Quote Originally Posted by Satinsnow
As a person that has taken wildlife photography for a number of years, I would never recommend a beginner start out with a mirror, they, because they are so light, lead to very bad technique, besides lacking in the quality department, if I were to ever use another mirror it would be a version of them that is called the "Solid Cat" mirror lens, then you get away with out the problems associated with a normal mirror lens, but that said, the 500mm f/8 presets are a far better choice, and often times I see the old 800mm f/8 lenses on ebay that go for very reasonable prices, I picked one up for $250 and it is actually very good quality, but you have to use stop down metering and if you don't have a good tripod, forget it, just won't work.

Dave
Yeah, Dave, I see your point vis-a-vis a newbie with a mirror. However, one must learn sometime and somehow and a mirror lens *can* be easier for a newbie if only because it doesn't require much thought beyond focussing. A pre-set presents different operating problems and can be distracting, especially to folks who are generally used to auto-aperture lenses.
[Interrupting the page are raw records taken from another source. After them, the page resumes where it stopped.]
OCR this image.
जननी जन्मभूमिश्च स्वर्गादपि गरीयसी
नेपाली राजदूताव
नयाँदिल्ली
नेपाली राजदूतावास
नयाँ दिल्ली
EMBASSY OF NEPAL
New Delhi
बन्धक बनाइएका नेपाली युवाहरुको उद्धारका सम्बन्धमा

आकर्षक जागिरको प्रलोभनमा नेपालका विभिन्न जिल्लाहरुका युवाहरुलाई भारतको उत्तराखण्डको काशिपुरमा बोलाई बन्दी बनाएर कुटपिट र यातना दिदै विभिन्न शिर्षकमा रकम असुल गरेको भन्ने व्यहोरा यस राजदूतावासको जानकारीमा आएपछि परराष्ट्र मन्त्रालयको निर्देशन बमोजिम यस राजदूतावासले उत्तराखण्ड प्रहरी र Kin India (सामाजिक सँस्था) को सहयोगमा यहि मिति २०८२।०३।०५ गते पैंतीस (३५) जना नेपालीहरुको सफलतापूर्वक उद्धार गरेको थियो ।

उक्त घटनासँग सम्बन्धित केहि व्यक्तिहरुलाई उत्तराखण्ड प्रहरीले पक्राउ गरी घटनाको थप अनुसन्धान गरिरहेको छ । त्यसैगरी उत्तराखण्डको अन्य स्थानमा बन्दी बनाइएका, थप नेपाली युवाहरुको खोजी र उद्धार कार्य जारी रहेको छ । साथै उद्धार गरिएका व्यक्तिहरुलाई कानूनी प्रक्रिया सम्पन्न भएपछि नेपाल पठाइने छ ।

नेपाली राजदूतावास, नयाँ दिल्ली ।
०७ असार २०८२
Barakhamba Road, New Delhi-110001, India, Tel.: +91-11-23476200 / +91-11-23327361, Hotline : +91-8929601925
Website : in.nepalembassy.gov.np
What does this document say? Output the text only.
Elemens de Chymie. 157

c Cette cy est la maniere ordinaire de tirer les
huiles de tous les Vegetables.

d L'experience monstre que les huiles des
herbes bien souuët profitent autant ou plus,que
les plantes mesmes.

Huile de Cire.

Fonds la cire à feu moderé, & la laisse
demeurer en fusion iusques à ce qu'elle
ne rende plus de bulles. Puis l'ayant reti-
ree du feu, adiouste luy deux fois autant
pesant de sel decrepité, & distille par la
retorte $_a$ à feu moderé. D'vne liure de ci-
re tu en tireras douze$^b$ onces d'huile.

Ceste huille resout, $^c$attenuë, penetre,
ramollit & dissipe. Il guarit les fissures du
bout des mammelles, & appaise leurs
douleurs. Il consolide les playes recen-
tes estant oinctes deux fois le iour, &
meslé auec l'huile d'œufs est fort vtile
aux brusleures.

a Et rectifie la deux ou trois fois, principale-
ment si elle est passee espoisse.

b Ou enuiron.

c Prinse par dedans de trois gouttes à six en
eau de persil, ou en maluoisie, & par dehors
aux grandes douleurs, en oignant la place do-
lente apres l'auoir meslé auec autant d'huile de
As well, compact size and light weight are conducive to actually *using* a long lens. A lot of people give up on long tele-photography simply because the long-focus and true tele lenses are a PITA and bulky. One other, less considered, point is the mirror's close-focus ability compared to comparable refractors. I consider the 10 to 30 ft. range rather critical, particularly in bird photography and a mirror allows the use of a relatively powerful tele in such close quarters. The contrast problem is alleviated considerably at such close range if only because there is less atmosphere to get in the way. All that said, I personally prefer a long-focus lens for the majority of my wildlife stuff. I don't consider using extension tubes on a true long lens a viable alternative to closer focussing except in instances where I know I won't need the longer reach for subjects farther away, which is almost never. That's the job for the zooms.
As to stop-down metering, it is often far more accurate, in my opinion. And don't get me started on tripods, please! If I had a nickel for every time I stressed the use of a decent tripod to someone, I'd have Bill Gates for lunch. And, yes, you can pretty much forget about getting anything worthwhile without one when shooting with long lenses, that's for sure.